By Chai Hua in Shenzhen | China Daily | Updated: 2017-01-09 08:05

Finding parking space could be a headache in a crowded downtown area, but not for drivers in Nanjing's busiest business district, thanks to smart robots that function as parking valets.

A parking lot with robot valets, designed and built by Shenzhen Yee Fung Automation Technology Co, started operations in early December.

Located at the Confucius Temple area, the parking space is surrounded by a bus station, metro rail line exits, hotels, shopping areas and tourist sites.

"The size of the parking space is only 2,000 square meters and the shape is not a perfect square," said Duan Xinfeng, Yee Fung's deputy general manager and chief strategy officer.

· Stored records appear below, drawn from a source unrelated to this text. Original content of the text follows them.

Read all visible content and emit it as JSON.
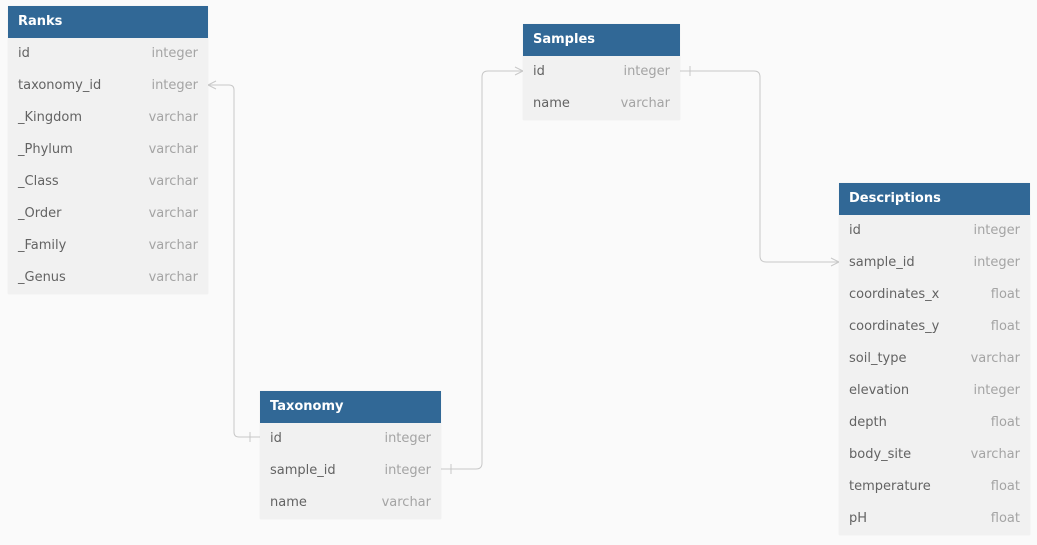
{
  "tables": {
    "ranks": {
      "title": "Ranks",
      "columns": [
        {
          "name": "id",
          "type": "integer"
        },
        {
          "name": "taxonomy_id",
          "type": "integer"
        },
        {
          "name": "_Kingdom",
          "type": "varchar"
        },
        {
          "name": "_Phylum",
          "type": "varchar"
        },
        {
          "name": "_Class",
          "type": "varchar"
        },
        {
          "name": "_Order",
          "type": "varchar"
        },
        {
          "name": "_Family",
          "type": "varchar"
        },
        {
          "name": "_Genus",
          "type": "varchar"
        }
      ]
    },
    "samples": {
      "title": "Samples",
      "columns": [
        {
          "name": "id",
          "type": "integer"
        },
        {
          "name": "name",
          "type": "varchar"
        }
      ]
    },
    "taxonomy": {
      "title": "Taxonomy",
      "columns": [
        {
          "name": "id",
          "type": "integer"
        },
        {
          "name": "sample_id",
          "type": "integer"
        },
        {
          "name": "name",
          "type": "varchar"
        }
      ]
    },
    "descriptions": {
      "title": "Descriptions",
      "columns": [
        {
          "name": "id",
          "type": "integer"
        },
        {
          "name": "sample_id",
          "type": "integer"
        },
        {
          "name": "coordinates_x",
          "type": "float"
        },
        {
          "name": "coordinates_y",
          "type": "float"
        },
        {
          "name": "soil_type",
          "type": "varchar"
        },
        {
          "name": "elevation",
          "type": "integer"
        },
        {
          "name": "depth",
          "type": "float"
        },
        {
          "name": "body_site",
          "type": "varchar"
        },
        {
          "name": "temperature",
          "type": "float"
        },
        {
          "name": "pH",
          "type": "float"
        }
      ]
    }
  },
  "relationships": [
    {
      "from": "ranks.taxonomy_id",
      "to": "taxonomy.id",
      "from_cardinality": "many",
      "to_cardinality": "one"
    },
    {
      "from": "taxonomy.sample_id",
      "to": "samples.id",
      "from_cardinality": "one",
      "to_cardinality": "many"
    },
    {
      "from": "descriptions.sample_id",
      "to": "samples.id",
      "from_cardinality": "many",
      "to_cardinality": "one"
    }
  ],
  "colors": {
    "background": "#fafafa",
    "header": "#316896",
    "header_text": "#ffffff",
    "body": "#f1f1f1",
    "column_name": "#636363",
    "column_type": "#a4a4a4",
    "connector": "#c8c8c8"
  }
}
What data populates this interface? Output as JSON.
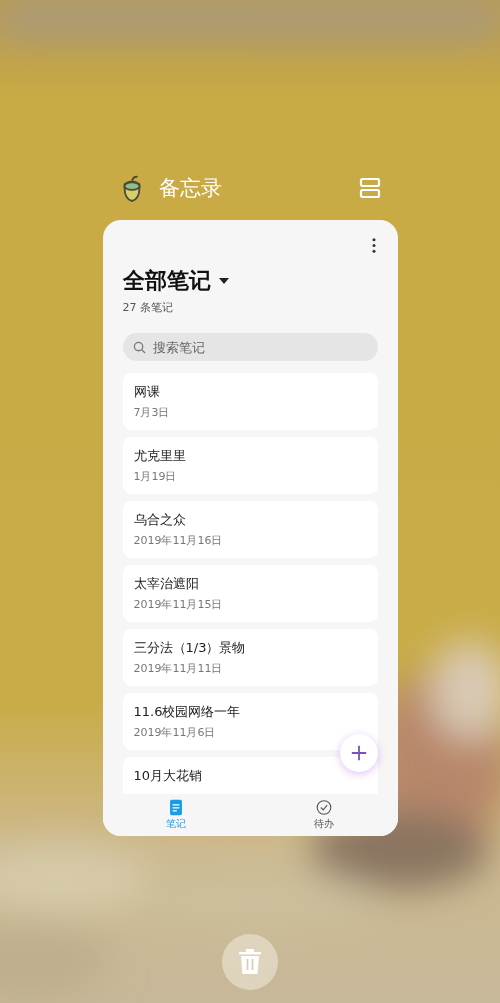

Usually, around 10 cars would park here, but now there are 57 slots and 95 percent are full every day in the first month of operations, Duan said.

Parking has become a problem in many crowded cities in China. Zhang Jun, a director of the quality committee of the Beijing-based China Parking System Manufacturers Association, is concerned that inadequate land resources in cities would widen the gap between surging demand and available parking lots.

Parking lots with robot valets emerged as a possible solution when Hikvision Digital Technology Co Ltd, a Zhejiang-based video surveillance products supplier, presented such an innovation during the Third World Internet Conference in Wuzhen, Zhejiang province, in November.

Yee Fung says its robot valets, named Geta (Get A Car), with laser navigation guidance and a novel mechanism to lift and park cars in predetermined lots, are safest and most efficient.

Geta made its debut in Shenzhen in April 2016, and have won orders from all over the world. But the project in Nanjing is the first to open for business, according to the company.

Instead of moving a car by lifting an entire board under it, Geta uses its comb-like edges to move directly under the car's four wheels to shift the vehicle to and from a parking platform.

Duan said the technology takes no more than two minutes to complete a parking operation. Laser-guided navigation increases the accuracy rate of robot valets. Errors are less than 5 mm. They can move at a maximum speed of 1.5 meters per second.

Duan affirms the technology is key to commercialization of robot valets made for parking lots. "The technology can create a new business model for underground real estate property.